Ya, malam pertama mereka memang dihabiskan di rumah sakit untuk menjaga Om Alex yang kini sudah menjadi papa mertuanya. Marina bersikeras untuk menginap meskipun kedua ayah mereka sudah melarang. Gadis itu memang keras kepala, tapi Mario tidak melarang untuk yang satu ini karena ia mengerti perasaan Marina yang mengkhawatirkan ayahnya.
Mario memandang sekeliling, semua keluarga kedua belah pihak sudah pulang dua jam yang lalu. Papa mertuanya tampak tertidur pulas di ranjang rumah sakit dengan senyum puas setelah melihat pernikahan putri bungsunya. Sementara daddynya tidur di kursi sebelahnya, Mario heran papa mertuanya tidak merasa terganggu dengan dengkuran keras daddynya. Lalu Davian, yang sekarang sudah menjadi kakak ipar Mario, memilih pulang daripada melihat Mario bersama adiknya. Wajahnya terlihat kesal dan frustrasi, mungkin ia akan mengerjainya sekali-sekali karena sudah berhasil mengintimidasinya. Dengan pemikiran itu, mata Mario perlahan terpejam.
Mario merasakan panas matahari menyorot wajahnya ketika seseorang menyibak gorden. Ia menggerakkan tubuh yang terasa kaku dan mati rasa akibat semalaman tidur di sofa dalam keadaan duduk bersandar yang tidak nyaman.
"Pasti tubuhmu sakit ya karena tidur begitu? Maafkan aku," ucap Marina dengan raut muka bersalah.
"Tidak. Tidak apa-apa, demi istriku tersayang, aku rela kok," Mario berusaha menghiburnya, dan ia bisa melihat rona merah di wajah istrinya yang polos tanpa make up.
Aku suka itu! Hmm, mungkin aku akan sering-sering mengucapkan kata romantis padanya, catat Mario dalam hati.
"Ehm, kalau kalian mau berciuman silakan saja. Papa tidak akan mengintip," kata Alex Origa sambil mengerling genit, membuat wajah kami bersemu merah.
Walaupun Mario ingin, tapi mana mungkin ia mencium Marina di depan papa mertuanya?
"Anu ... Cepat cuci mukamu, aku sudah membeli sarapan di kantin tadi. Kita makan sama-sama," kata Marina gugup.
Mario pun segera melesat ke kamar mandi, bersyukur karena memiliki istri seperti dia.
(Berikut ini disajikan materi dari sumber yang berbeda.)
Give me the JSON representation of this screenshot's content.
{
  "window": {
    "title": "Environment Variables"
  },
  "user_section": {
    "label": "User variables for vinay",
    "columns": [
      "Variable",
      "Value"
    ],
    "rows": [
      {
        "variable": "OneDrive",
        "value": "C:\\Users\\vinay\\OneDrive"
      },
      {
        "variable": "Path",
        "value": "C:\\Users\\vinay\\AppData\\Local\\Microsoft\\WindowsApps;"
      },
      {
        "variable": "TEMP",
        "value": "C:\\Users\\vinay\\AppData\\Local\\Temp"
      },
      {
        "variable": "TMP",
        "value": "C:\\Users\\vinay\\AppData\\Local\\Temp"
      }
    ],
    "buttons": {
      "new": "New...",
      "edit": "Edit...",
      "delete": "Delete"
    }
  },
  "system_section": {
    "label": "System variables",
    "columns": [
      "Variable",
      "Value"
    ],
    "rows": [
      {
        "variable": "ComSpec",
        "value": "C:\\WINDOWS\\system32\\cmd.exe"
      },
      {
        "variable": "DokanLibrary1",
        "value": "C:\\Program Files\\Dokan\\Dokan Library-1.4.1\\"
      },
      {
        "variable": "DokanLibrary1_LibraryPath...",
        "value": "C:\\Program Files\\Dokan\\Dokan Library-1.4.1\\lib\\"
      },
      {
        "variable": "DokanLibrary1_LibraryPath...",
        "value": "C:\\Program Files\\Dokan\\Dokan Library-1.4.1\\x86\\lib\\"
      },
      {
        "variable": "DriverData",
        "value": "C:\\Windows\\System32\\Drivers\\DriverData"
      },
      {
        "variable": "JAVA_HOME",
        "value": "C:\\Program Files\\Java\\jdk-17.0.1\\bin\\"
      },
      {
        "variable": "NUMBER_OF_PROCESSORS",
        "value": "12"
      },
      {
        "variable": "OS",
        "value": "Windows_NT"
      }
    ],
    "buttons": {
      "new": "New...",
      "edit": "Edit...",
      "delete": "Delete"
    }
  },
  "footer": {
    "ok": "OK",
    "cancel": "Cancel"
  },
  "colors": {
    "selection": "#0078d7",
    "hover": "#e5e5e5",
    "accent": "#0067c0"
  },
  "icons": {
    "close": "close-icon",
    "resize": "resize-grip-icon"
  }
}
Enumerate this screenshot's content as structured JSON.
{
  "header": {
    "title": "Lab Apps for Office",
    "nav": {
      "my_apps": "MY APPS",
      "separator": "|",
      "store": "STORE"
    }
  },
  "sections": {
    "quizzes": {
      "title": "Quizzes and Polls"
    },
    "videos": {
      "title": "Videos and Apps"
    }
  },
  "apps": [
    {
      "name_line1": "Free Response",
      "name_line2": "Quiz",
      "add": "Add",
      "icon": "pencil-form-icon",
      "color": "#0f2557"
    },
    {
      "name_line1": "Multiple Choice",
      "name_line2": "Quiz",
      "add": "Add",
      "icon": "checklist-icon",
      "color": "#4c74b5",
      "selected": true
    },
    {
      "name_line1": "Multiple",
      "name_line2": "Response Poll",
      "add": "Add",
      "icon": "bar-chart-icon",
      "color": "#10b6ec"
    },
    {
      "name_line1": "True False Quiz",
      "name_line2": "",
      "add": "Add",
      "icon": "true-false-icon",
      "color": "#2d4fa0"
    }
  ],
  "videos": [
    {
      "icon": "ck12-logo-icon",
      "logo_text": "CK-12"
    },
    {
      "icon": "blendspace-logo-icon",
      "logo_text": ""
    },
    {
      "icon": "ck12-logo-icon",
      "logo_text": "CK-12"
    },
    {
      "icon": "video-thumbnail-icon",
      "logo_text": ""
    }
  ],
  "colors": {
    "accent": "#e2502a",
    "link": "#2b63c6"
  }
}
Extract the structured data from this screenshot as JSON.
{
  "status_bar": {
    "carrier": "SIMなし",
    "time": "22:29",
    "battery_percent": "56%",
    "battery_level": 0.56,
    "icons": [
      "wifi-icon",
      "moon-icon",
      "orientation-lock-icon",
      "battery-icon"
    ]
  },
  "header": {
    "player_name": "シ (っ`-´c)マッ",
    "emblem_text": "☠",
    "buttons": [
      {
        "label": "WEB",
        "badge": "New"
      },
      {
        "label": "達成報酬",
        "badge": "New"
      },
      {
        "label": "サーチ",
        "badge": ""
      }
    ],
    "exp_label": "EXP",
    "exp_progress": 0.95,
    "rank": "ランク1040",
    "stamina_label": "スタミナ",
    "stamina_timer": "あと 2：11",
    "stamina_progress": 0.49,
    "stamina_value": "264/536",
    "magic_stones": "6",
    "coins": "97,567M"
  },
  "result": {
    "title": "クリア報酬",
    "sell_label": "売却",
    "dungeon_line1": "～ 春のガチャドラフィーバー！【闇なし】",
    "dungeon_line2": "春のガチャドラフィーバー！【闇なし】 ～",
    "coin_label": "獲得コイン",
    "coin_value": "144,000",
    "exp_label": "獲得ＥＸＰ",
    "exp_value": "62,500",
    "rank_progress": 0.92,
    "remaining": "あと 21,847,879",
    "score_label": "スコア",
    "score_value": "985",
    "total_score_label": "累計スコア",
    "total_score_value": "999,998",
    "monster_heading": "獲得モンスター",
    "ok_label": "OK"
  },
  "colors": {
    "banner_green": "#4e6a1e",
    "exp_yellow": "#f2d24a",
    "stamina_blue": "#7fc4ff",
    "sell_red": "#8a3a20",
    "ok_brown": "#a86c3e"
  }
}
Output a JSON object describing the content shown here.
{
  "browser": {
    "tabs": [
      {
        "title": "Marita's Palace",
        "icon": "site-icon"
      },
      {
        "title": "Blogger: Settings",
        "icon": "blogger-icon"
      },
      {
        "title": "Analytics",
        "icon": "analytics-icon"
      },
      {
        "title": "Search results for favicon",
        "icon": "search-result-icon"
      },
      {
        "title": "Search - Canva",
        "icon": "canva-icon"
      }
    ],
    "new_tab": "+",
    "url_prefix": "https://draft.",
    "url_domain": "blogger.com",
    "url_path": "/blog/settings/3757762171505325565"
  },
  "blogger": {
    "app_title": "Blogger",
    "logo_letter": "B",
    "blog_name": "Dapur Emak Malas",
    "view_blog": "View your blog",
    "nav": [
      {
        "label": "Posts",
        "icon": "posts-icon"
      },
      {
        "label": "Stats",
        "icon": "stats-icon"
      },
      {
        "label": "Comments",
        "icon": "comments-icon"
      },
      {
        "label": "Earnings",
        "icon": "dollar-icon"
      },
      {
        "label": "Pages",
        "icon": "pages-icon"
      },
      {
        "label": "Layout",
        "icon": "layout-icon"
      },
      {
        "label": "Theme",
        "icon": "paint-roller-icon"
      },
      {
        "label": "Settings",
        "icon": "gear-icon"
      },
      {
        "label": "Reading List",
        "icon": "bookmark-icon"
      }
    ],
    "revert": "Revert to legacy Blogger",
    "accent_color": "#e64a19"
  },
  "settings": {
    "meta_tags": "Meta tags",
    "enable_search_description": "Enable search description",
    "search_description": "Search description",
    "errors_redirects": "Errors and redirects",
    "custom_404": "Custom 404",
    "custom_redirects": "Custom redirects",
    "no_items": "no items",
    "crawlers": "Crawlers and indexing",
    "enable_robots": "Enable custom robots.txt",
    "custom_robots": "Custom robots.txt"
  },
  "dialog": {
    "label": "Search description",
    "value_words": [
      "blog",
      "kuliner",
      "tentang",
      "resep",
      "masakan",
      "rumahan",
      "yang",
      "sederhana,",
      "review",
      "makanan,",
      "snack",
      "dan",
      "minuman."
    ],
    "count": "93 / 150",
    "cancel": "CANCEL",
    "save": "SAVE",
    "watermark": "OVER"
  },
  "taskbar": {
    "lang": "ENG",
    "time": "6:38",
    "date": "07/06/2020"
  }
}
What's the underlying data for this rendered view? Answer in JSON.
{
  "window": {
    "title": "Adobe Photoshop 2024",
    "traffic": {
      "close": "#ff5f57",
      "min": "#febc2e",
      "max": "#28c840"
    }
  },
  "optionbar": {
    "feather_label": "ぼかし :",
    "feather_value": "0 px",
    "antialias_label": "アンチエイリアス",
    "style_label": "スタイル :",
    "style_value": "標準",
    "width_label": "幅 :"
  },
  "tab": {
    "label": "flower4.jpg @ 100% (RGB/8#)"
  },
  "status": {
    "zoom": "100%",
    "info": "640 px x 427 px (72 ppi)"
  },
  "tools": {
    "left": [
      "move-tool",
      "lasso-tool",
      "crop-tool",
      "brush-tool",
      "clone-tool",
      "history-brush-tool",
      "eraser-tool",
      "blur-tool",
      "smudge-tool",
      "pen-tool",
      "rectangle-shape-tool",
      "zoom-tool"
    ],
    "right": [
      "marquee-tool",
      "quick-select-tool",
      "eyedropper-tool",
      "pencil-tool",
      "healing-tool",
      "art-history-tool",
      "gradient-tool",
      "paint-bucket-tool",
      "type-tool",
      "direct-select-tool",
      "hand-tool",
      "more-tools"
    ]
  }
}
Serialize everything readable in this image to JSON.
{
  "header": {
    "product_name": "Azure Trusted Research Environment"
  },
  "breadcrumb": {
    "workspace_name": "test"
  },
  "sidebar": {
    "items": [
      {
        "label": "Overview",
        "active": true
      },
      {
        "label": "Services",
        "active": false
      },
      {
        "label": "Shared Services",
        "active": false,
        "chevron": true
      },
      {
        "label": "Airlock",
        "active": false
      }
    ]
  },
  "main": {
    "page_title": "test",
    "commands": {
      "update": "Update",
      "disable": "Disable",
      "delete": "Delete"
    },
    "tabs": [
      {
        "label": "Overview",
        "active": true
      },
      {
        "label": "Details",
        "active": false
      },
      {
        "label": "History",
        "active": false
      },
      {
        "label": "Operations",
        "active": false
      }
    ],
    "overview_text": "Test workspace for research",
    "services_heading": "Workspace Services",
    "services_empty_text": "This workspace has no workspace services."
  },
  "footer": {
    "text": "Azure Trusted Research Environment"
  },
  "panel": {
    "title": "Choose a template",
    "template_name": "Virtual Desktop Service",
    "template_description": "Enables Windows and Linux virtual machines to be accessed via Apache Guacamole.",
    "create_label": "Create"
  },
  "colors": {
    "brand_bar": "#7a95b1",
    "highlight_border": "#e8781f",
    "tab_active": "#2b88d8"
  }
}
Mendadak Marina terlihat begitu manis dan menggemaskan. Sangat berbeda dengan sikapnya belakangan ini.
Mungkin dia ingin belajar menjadi istri yang baik untuk suaminya, yaitu aku, Mario berargumen dalam hati.
Begitu ia keluar dari kamar mandi, seorang dokter seumuran daddynya sedang berbincang dengan papa mertuanya dan Marina.
"Ah, itu dia! Kemarilah, Nak." Alex Origa melambai padanya. "Kenalkan, ini Om Hendri, dokter sekaligus sahabat Papa dan Daddymu."
"Selamat atas pernikahanmu, maaf tidak bisa hadir. Om ada operasi penting semalam. Jadilah suami yang baik untuk Rin, Om sudah menganggapnya seperti putri Om sendiri," ucap Dokter Hendri sambil menepuk pundak Mario pelan.
"Baik, Om, saya akan berusaha. Terima kasih," Mario menjawab pelan, bingung harus bersikap. Ini kan pertama kalinya ia menjadi seorang suami.
"Kurasa kau sudah boleh pulang siang ini, Alex. Kesehatanmu membaik dengan cepat," Dokter Hendri kembali berkata sebelum keluar.
Tanpa sadar Mario bersorak dalam hati. Ia sangat senang dengan kabar itu, sehingga ia tidak perlu tidur di sofa sialan itu lagi dan bisa menikmati malam pertamanya yang tertunda. Tanpa sadar Mario terkekeh pelan.
"Bisakah kita mulai makan dan berhenti berpikir yang aneh-aneh?" sindir Marina, matanya mendelik tajam.
Mario hanya meringis, meraih sandwich dan menyesap capuccino dengan pelan. Ia sangat menikmati sarapan pertamanya sebagai seorang suami meskipun suasananya tidak seperti yang ia harapkan.
~oOo~
Akhirnya mereka sampai di apartemen Mario, setelah sebelumnya mengantar Alex Origa ke rumahnya. Marina bersikeras untuk menjaga papanya, tapi Alex Origa lebih dulu melarangnya. Mario mengusulkan pada Marina untuk tinggal di apartemennya sebelum kembali ke rumah keluarga Origa besok pagi, dan dia menyetujuinya.
Ah, kurasa dia juga sependapat denganku untuk menghabiskan waktu berdua saja. Haha ...
"Di mana dapurnya? Aku akan memasak makan malam," Marina berkata begitu masuk ke apartemen.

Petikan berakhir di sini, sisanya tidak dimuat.